Summary: This paper seeks to develop a computationally inexpensive method for a two-hypothesis test of networks. Two tests are proposed, one for a large number of network replicates and one for a small number. In these tests, theoretical asymptotic distributions for the test statistic are derived, providing an alternative to the myriad bootstrapped network comparison tests out there. The referee recommends a weak acceptance. The derivation of asymptotic distributions is useful, although there are plenty of seemingly adequate comparison tests for networks of fixed size (see reference below). The author does not adequately motivate his particular test. For example, the IER model assumption, particularly given the motivation of brain networks, seems dubious. Nonetheless, the results are theoretically interesting. -Hypothesis testing for networks with theoretically known H0-distributions for the test statistic have been developed: Minh Tang, Avanti Athreya, Daniel L. Sussman, Vince Lyzinski, and Carey E. Priebe.

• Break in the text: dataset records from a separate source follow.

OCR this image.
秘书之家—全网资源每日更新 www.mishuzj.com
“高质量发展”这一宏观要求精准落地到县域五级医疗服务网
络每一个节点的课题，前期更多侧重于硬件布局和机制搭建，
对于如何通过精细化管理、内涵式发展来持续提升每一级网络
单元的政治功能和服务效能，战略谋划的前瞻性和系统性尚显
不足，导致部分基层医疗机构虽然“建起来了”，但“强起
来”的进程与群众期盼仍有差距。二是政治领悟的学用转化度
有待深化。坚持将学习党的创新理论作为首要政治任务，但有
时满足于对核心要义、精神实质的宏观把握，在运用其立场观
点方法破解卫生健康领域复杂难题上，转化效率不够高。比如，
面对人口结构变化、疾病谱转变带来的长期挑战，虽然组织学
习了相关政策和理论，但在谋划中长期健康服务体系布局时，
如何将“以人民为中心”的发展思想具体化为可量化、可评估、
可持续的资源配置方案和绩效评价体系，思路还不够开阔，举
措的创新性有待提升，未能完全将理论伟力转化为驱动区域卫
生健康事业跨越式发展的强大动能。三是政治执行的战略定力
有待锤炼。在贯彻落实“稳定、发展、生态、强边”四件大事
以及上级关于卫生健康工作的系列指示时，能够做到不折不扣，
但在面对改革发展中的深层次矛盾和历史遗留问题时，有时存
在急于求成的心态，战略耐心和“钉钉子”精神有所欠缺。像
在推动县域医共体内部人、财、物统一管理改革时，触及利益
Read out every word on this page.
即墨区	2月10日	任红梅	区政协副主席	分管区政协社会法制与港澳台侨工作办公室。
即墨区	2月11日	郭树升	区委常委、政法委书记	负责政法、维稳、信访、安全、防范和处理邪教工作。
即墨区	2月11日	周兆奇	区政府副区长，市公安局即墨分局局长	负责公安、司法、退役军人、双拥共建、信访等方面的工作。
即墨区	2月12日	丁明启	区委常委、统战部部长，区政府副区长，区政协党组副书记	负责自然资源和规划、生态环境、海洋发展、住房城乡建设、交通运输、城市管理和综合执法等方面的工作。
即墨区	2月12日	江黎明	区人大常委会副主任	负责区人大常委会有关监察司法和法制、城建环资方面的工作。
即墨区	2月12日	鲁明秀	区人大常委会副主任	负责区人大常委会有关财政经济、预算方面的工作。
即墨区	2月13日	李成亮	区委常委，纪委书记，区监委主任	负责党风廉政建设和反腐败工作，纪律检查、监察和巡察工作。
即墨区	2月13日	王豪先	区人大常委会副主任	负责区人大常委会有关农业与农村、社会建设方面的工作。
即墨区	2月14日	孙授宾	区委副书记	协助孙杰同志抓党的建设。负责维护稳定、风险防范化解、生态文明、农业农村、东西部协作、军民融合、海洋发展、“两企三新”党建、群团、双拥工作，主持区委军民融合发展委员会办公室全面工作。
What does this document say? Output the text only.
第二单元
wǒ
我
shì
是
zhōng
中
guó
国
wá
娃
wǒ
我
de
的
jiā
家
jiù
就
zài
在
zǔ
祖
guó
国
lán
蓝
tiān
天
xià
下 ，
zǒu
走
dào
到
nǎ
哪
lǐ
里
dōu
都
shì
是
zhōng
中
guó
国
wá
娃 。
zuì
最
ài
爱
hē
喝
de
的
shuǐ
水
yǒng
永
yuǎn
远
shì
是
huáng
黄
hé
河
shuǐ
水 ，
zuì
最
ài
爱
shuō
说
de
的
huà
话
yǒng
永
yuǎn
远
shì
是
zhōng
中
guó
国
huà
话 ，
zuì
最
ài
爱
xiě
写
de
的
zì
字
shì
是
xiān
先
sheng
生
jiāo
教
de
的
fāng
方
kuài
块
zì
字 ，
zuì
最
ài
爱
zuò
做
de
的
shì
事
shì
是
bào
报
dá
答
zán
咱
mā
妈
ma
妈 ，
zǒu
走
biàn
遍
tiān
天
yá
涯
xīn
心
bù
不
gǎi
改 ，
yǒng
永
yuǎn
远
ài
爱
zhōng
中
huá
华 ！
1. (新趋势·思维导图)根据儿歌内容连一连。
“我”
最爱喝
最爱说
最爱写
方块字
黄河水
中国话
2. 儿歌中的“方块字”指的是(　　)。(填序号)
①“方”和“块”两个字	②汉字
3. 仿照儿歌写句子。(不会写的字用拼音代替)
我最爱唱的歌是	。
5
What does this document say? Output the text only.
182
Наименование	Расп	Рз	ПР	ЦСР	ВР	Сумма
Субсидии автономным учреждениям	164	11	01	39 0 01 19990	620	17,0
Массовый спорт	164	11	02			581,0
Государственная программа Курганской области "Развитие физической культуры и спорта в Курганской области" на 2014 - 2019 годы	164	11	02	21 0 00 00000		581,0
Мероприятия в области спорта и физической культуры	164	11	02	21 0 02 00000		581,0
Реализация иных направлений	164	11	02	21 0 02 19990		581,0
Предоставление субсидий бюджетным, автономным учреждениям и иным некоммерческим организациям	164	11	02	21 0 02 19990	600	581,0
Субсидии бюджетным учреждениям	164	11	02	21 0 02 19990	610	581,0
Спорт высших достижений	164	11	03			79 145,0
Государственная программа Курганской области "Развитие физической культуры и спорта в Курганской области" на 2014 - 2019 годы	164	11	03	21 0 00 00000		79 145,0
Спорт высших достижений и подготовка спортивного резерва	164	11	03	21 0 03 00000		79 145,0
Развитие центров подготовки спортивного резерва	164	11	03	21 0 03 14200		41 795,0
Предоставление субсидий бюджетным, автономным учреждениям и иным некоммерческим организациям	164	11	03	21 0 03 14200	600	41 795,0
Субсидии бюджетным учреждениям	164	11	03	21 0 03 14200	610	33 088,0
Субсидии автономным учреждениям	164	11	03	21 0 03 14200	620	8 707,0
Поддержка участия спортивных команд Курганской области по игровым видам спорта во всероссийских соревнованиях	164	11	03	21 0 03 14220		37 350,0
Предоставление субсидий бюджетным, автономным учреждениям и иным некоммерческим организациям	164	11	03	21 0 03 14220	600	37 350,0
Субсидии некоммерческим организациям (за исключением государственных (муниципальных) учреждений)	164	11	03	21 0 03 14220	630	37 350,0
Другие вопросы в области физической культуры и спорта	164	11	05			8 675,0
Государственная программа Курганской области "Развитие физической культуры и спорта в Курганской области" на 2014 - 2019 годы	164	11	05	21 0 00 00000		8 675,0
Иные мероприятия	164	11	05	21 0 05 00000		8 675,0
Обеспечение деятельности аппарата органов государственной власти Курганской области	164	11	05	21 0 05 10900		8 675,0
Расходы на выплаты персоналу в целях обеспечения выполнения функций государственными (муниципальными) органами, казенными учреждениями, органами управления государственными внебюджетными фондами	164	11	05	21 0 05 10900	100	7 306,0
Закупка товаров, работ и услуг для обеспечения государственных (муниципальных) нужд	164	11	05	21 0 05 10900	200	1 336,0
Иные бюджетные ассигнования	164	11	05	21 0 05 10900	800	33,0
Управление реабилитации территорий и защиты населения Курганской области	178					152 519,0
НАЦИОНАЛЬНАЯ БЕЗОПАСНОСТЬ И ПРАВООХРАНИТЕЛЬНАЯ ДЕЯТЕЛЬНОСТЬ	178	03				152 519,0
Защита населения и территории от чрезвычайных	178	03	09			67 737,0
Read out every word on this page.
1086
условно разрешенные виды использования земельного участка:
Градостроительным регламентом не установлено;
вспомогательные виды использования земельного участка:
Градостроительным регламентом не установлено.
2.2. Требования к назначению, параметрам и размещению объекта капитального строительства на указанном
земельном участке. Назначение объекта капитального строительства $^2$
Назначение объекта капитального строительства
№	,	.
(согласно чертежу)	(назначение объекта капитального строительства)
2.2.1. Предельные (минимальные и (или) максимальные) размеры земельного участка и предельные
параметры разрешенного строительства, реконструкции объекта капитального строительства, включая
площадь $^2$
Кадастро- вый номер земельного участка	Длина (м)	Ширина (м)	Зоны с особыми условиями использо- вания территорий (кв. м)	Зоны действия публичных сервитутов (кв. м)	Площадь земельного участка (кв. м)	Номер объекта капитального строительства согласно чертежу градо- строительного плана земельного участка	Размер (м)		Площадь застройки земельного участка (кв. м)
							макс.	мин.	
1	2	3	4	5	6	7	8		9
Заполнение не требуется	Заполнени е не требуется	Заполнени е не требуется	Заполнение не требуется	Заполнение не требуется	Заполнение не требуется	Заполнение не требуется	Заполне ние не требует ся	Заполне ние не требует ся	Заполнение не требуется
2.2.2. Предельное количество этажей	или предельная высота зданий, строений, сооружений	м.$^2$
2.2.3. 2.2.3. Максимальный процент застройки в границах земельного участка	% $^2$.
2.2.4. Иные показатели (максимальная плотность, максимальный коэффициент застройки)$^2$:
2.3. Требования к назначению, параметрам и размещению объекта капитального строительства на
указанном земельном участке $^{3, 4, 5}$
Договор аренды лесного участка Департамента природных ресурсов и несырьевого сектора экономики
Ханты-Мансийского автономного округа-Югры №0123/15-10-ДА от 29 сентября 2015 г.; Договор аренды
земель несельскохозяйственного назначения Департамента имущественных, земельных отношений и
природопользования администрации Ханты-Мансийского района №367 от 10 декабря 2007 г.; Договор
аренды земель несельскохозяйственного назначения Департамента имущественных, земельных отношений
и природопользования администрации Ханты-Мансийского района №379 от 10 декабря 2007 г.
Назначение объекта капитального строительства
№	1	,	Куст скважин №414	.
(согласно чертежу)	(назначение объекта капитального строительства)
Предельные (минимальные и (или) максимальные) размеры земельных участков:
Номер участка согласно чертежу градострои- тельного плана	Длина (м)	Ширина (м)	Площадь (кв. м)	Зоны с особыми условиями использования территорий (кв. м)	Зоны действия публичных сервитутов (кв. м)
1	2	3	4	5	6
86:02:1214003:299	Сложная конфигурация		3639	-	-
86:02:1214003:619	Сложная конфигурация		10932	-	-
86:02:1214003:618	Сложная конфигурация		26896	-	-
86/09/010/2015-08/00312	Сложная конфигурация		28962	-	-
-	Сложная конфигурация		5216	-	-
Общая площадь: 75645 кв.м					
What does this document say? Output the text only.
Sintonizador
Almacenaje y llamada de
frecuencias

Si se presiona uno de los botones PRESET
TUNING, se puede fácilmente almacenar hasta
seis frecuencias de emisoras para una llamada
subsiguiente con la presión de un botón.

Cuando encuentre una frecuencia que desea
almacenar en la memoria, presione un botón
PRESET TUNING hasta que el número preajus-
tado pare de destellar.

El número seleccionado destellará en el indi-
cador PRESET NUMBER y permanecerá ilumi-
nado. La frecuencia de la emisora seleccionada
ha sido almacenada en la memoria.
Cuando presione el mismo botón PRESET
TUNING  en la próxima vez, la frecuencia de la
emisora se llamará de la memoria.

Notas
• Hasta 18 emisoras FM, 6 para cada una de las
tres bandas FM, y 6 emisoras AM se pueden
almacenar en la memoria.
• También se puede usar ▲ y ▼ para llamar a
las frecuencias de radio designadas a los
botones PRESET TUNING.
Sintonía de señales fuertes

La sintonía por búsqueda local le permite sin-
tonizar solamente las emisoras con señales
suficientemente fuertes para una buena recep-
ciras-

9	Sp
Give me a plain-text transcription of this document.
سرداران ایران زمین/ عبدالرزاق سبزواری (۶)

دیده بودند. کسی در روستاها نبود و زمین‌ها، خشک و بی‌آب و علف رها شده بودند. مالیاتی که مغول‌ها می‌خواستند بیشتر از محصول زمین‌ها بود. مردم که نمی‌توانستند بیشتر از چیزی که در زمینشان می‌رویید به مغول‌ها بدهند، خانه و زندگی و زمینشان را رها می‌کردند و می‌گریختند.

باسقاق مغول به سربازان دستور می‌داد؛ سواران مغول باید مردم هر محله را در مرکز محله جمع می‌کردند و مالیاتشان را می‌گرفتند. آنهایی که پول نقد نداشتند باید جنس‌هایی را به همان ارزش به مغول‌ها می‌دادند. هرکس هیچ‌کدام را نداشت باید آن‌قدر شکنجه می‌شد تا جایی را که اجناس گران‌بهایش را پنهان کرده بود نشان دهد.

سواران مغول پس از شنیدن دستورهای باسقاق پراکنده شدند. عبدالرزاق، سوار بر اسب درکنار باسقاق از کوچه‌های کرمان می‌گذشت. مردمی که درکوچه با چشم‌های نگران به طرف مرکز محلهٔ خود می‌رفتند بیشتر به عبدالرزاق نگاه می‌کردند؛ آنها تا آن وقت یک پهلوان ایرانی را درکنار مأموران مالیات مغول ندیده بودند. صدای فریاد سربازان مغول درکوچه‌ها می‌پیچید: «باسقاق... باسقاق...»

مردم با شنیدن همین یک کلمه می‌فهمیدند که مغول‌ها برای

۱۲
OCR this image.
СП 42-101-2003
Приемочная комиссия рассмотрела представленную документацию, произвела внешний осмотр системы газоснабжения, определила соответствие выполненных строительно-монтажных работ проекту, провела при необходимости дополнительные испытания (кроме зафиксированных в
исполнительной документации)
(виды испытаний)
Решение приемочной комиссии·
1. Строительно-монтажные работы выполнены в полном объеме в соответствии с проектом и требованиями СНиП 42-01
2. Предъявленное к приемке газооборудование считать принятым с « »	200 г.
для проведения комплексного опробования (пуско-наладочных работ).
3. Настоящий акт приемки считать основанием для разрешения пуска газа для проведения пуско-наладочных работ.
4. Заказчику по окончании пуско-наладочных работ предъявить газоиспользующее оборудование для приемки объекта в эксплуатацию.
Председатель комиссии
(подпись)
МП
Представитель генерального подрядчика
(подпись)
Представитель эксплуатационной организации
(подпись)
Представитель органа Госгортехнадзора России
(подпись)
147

A nonparametric two sample hypothesis testing problem for random dot product graphs. E-print, arxiv.org, 2014. URL http: //arxiv.org/abs/ 1409.2344. -What about the problem of networks varying in size? The problem of comparing networks of fixed size, and even of fixed vertex set, seems well worn. Spectral norms have known theoretical distributions and are also computationally cheap. - What is the Tracy-Widom law? As this is used in the statement of a main result, the author needs to at least sketch this.

Clarity - the paper is very well written and clear Originality - the paper is original; the results of paper extend the ongoing (and exciting) work of statistically testing differences between networks. Quality - strong theoretical paper. The underlying assumption of the IER model is a bit simplistic as all edges are assumed conditionally independent. That being the case, the tests arguably do not capture differences in say the number of triangles or the clustering present in two networks. I believe the work is useful, but certainly more needs to be done in the context of more realistic graph structures. Significance - the problem of testing differences in networks is an important and challenging problem. I agree with the authors that this is particularly apparent in the applications like EEG and fMRI when one wants to decide whether the network models of the brain of two individuals are statistically different. I think that this work is useful and provides some intuition as to how to test differences between more sophisticated graph models; however, overall I think that the analysis of the IER model is a bit simplistic.